The ability of the immune system to discriminate self from non-self is essential for eradicating microbial pathogens but is also responsible for allograft rejection. Whether it is possible to selectively suppress alloresponses while maintaining anti-pathogen immunity remains unknown. We found that mice deficient in coronin 1, a regulator of naive T cell homeostasis, fully retained allografts while maintaining T cell-specific responses against microbial pathogens. Mechanistically, coronin 1-deficiency increased cyclic adenosine monophosphate (cAMP) concentrations to suppress allo-specific T cell responses. Costimulation induced on microbe-infected antigen presenting cells was able to overcome cAMP-mediated immunosuppression to maintain anti-pathogen immunity. In vivo pharmacological modulation of this pathway or a prior transfer of coronin 1-deficient T cells actively suppressed allograft rejection. These results define a coronin 1-dependent regulatory axis in T cells important for allograft rejection and suggest that modulation of this pathway may be a promising approach to achieve long-term acceptance of mismatched allografts.
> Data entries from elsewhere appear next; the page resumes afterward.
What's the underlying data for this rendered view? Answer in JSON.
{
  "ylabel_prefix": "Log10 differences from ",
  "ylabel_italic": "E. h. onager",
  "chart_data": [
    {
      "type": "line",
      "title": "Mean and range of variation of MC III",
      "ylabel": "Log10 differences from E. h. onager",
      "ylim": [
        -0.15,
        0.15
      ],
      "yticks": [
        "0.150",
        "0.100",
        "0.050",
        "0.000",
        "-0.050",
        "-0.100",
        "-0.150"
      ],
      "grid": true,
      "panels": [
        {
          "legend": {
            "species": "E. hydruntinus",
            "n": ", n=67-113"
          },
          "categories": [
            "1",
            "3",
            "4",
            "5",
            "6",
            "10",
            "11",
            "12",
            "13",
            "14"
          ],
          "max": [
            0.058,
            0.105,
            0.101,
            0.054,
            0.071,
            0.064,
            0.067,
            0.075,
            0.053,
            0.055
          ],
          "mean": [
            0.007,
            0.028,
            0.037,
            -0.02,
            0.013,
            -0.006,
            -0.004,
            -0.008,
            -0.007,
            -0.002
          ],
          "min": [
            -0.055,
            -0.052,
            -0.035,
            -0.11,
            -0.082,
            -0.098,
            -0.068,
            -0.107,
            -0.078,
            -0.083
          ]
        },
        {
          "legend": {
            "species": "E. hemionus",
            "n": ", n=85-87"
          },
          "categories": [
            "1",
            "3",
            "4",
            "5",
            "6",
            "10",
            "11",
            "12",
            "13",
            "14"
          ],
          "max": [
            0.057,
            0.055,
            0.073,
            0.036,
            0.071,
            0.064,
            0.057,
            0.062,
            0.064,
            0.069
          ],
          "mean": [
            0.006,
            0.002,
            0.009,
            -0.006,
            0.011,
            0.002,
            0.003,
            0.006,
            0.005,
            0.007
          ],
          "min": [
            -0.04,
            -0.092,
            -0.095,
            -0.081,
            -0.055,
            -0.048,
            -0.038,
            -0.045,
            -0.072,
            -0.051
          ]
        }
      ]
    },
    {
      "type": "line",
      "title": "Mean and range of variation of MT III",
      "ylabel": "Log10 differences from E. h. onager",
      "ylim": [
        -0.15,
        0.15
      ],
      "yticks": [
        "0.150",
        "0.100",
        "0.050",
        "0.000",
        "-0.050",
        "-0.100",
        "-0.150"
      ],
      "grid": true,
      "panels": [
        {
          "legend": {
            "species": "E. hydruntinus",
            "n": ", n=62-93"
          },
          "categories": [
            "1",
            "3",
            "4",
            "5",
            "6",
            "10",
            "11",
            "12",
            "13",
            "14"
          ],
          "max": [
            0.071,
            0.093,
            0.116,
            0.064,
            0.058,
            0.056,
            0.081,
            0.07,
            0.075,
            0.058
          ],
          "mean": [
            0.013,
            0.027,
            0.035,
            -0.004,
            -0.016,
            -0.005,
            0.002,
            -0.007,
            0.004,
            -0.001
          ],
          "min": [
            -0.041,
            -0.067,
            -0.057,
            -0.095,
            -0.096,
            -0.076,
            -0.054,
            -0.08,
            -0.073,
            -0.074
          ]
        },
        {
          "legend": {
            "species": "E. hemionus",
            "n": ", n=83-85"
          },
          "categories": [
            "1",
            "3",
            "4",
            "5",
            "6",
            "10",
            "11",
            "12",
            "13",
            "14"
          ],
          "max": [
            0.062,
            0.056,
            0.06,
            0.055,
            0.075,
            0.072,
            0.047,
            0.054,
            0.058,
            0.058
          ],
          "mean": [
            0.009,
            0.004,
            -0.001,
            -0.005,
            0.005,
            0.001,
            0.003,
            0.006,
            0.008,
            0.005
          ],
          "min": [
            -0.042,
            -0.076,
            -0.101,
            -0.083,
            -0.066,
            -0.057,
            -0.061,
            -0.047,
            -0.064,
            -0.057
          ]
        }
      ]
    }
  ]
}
免疫系统将自己与非自己区分开的能力对于根除微生物病原体至关重要，但也对同种异体移植排斥产生影响。能否在维持抗病原体免疫力的同时选择性抑制过敏反应尚不清楚。我们发现缺乏日冕T细胞稳态调节因子coronin 1的小鼠完全保留了同种异体移植物，同时保持了针对微生物病原体的T细胞特异性应答。从机理上讲，冠状蛋白1缺乏症会增加单磷酸环腺苷（cAMP）的浓度，从而抑制同种异体T细胞反应。在微生物感染的抗原呈递细胞上诱导的共刺激能够克服cAMP介导的免疫抑制，从而维持抗病原体的免疫力。体内该途径的药理学调节或冠状蛋白1缺陷型T细胞的先前转移积极抑制同种异体移植排斥。这些结果在同种异体移植排斥中起重要作用的T细胞中定义了冠状蛋白1依赖性调节轴，并表明该途径的调节可能是实现错配同种异体移植长期接受的有希望的方法。